A trained neurologist, friend Stephanie counseled that Mom likely had Alzheimer’s. She walked me through the prognosis. Sadly, such a situation is not rare with the elderly. 1% of 60 year olds suffer dementia, with that rate increasing 1% each year older. Cancer and cardiovascular disease kills 60 and 70 year-olds; dementia plagues 80 and 90 year-olds.

I reach out to my network, interviewing friends whose parents suffer or suffered dementia. Jay recommended reading a self-help book, “When Roles Reverse,” about parenting your parents. I despair, but now I am more informed.

Our family dynamic exacerbates Mom’s mental decline. My father (88) neither can hear on the telephone nor has an email account anymore. Although I write letters to him monthly, he does not respond, so I know neither his wishes nor his health. Fortunately, my older brother Rob (52) trained as a gerontological nurse has lived for over a decade with my parents without a job other than their care. Still, he doesn’t write or call. I’m left then with a single, unreliable narrator of my Mom for information from back east. I don’t know how the family fares, nervously rolling the dice each weekend on that 10am phone call.
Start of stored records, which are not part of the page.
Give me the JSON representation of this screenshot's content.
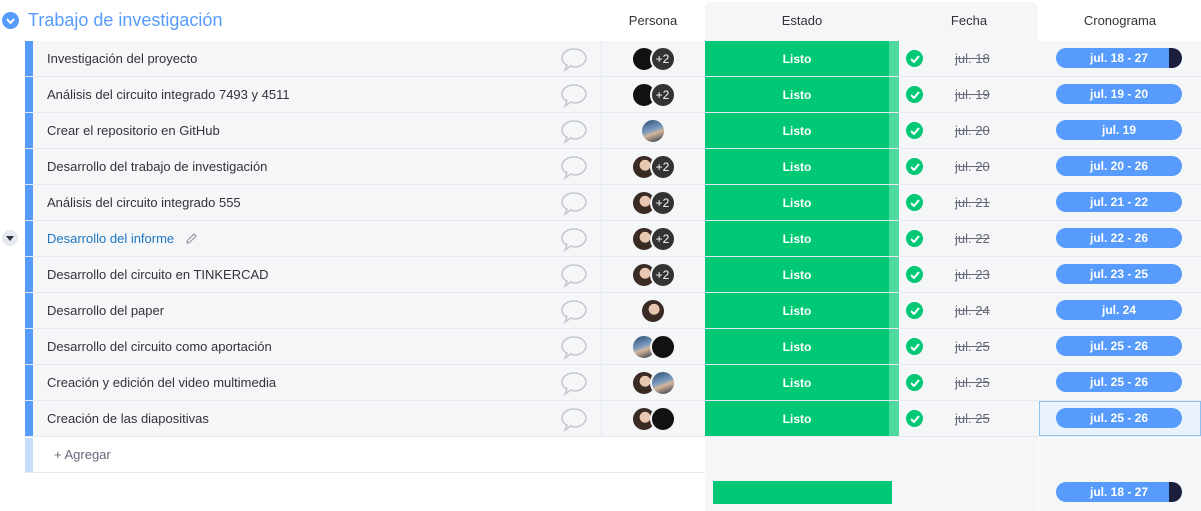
{
  "group": {
    "title": "Trabajo de investigación",
    "color": "#579bfc"
  },
  "columns": {
    "persona": "Persona",
    "estado": "Estado",
    "fecha": "Fecha",
    "cronograma": "Cronograma"
  },
  "colors": {
    "status_done": "#00c875",
    "timeline": "#579bfc",
    "timeline_progress": "#1c1f3b"
  },
  "rows": [
    {
      "name": "Investigación del proyecto",
      "people": [
        "black",
        "+2"
      ],
      "status": "Listo",
      "date": "jul. 18",
      "timeline": "jul. 18 - 27"
    },
    {
      "name": "Análisis del circuito integrado 7493 y 4511",
      "people": [
        "black",
        "+2"
      ],
      "status": "Listo",
      "date": "jul. 19",
      "timeline": "jul. 19 - 20"
    },
    {
      "name": "Crear el repositorio en GitHub",
      "people": [
        "person"
      ],
      "status": "Listo",
      "date": "jul. 20",
      "timeline": "jul. 19"
    },
    {
      "name": "Desarrollo del trabajo de investigación",
      "people": [
        "face",
        "+2"
      ],
      "status": "Listo",
      "date": "jul. 20",
      "timeline": "jul. 20 - 26"
    },
    {
      "name": "Análisis del circuito integrado 555",
      "people": [
        "face",
        "+2"
      ],
      "status": "Listo",
      "date": "jul. 21",
      "timeline": "jul. 21 - 22"
    },
    {
      "name": "Desarrollo del informe",
      "people": [
        "face",
        "+2"
      ],
      "status": "Listo",
      "date": "jul. 22",
      "timeline": "jul. 22 - 26"
    },
    {
      "name": "Desarrollo del circuito en TINKERCAD",
      "people": [
        "face",
        "+2"
      ],
      "status": "Listo",
      "date": "jul. 23",
      "timeline": "jul. 23 - 25"
    },
    {
      "name": "Desarrollo del paper",
      "people": [
        "face"
      ],
      "status": "Listo",
      "date": "jul. 24",
      "timeline": "jul. 24"
    },
    {
      "name": "Desarrollo del circuito como aportación",
      "people": [
        "person",
        "black"
      ],
      "status": "Listo",
      "date": "jul. 25",
      "timeline": "jul. 25 - 26"
    },
    {
      "name": "Creación y edición del video multimedia",
      "people": [
        "face",
        "person"
      ],
      "status": "Listo",
      "date": "jul. 25",
      "timeline": "jul. 25 - 26"
    },
    {
      "name": "Creación de las diapositivas",
      "people": [
        "face",
        "black"
      ],
      "status": "Listo",
      "date": "jul. 25",
      "timeline": "jul. 25 - 26"
    }
  ],
  "add_item": "+ Agregar",
  "summary": {
    "timeline": "jul. 18 - 27"
  }
}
I want to do right by my Mom, but I’m not sure what right means. Post-vaccination, I plan to go east mid-April for a week to assess and help. With Mom out of action, Rob has to do all the driving and cooking, neither of which he enjoys. Should I stay at a hotel? I do not know what to expect. I feel guilty. Both my brothers have little to say about our parents’ situation.

My Mom’s illness brings up a lot of difficult emotions. I’ve been increasingly distant anyways from my parents over the course of a decade. They never visited California nor care much either about my work or my friends. Their lives and our relationship stopped a long time ago.

I fear for my own mortality. I may have a neurodegenerative muscle disease, the subject of another post. My cousin has Parkinson’s. I’m close to 50. I’m not only not young, but also soon to be old. I realize the importance of relationships, especially friendships, harder to maintain in a pandemic. A difficult year looms ahead.